There are glass doors inside the archways leading onto the terrace they're now on, the rooms inside hidden by curtains pulled across them. Ganauche doesn't lead them towards any of those, instead taking them to the right along the terrace to a more discrete door set into the outer wall, where it meets the east tower there.

Inside is a short hall. They hang a quick right into the tower rather than going further into the building, and climb the stairs there, exiting the tower one floor up.

A description of the labyrinthine route the group takes from this point to Alex's grandfather's study would be long and convoluted. Suffice to say they pass through several open courtyards, walk down many more halls, and take at least three more staircases, two down and one up.
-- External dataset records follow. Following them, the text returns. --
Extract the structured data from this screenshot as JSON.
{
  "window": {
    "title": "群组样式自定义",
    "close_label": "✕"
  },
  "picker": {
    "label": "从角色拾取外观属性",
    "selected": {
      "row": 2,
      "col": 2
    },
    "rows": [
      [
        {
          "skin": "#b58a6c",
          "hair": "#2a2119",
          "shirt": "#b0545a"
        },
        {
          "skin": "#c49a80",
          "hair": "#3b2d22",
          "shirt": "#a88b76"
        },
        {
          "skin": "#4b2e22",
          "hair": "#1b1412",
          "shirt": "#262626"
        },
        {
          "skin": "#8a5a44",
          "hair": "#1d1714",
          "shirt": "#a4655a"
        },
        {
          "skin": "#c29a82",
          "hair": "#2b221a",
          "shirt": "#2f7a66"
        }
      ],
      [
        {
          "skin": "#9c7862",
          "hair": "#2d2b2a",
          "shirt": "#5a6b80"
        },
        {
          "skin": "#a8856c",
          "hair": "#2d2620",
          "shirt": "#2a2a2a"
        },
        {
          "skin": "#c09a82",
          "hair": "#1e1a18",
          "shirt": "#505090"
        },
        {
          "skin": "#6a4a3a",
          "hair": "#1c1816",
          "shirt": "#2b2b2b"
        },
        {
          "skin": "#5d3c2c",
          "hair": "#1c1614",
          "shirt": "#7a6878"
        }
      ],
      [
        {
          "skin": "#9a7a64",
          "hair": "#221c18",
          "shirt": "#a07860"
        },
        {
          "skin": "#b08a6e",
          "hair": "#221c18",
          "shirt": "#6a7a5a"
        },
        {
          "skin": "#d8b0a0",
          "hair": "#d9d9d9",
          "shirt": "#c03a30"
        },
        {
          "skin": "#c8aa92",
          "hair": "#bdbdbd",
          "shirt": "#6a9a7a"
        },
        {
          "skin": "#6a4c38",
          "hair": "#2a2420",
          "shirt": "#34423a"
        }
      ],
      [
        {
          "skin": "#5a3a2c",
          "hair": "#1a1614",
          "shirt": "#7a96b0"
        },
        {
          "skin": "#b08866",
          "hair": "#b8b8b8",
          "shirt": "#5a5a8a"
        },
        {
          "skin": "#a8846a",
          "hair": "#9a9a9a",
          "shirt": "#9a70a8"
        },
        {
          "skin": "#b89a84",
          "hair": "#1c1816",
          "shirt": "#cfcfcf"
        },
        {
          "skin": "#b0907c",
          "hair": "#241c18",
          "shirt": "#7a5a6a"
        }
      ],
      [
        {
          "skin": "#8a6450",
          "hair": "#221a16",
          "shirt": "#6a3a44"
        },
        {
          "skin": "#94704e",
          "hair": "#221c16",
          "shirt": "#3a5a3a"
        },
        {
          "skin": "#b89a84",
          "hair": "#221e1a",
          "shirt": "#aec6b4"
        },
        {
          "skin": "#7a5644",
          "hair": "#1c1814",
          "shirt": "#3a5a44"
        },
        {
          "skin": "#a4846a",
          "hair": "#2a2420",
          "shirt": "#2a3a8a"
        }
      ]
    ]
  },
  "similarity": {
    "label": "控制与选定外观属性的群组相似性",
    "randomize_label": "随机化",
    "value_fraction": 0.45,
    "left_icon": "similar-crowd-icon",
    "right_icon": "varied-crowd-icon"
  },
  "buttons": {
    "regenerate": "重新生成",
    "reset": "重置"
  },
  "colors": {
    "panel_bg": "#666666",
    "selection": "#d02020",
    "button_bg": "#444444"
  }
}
The decor is expensive-looking if unfamiliar, much of it pretty clearly antique or made to look that way, and the art, which fills the halls tastefully throughout - paintings, tapestries, statuary, vases, and more - ranges from exquisite to bland. They pass many servants doing basic maintenance and going this way and that through the halls, along with well-dressed men and women on other business, all of whom nod respectfully to Alex, some of whom nod respectfully to Ganauche, and many of whom eye Leo curiously as they pass.

Entering the study itself requires going through the Don's sitting room. Ganauche lets them through the glass doors without any comment from the guard there, and then knocks on the door to the study.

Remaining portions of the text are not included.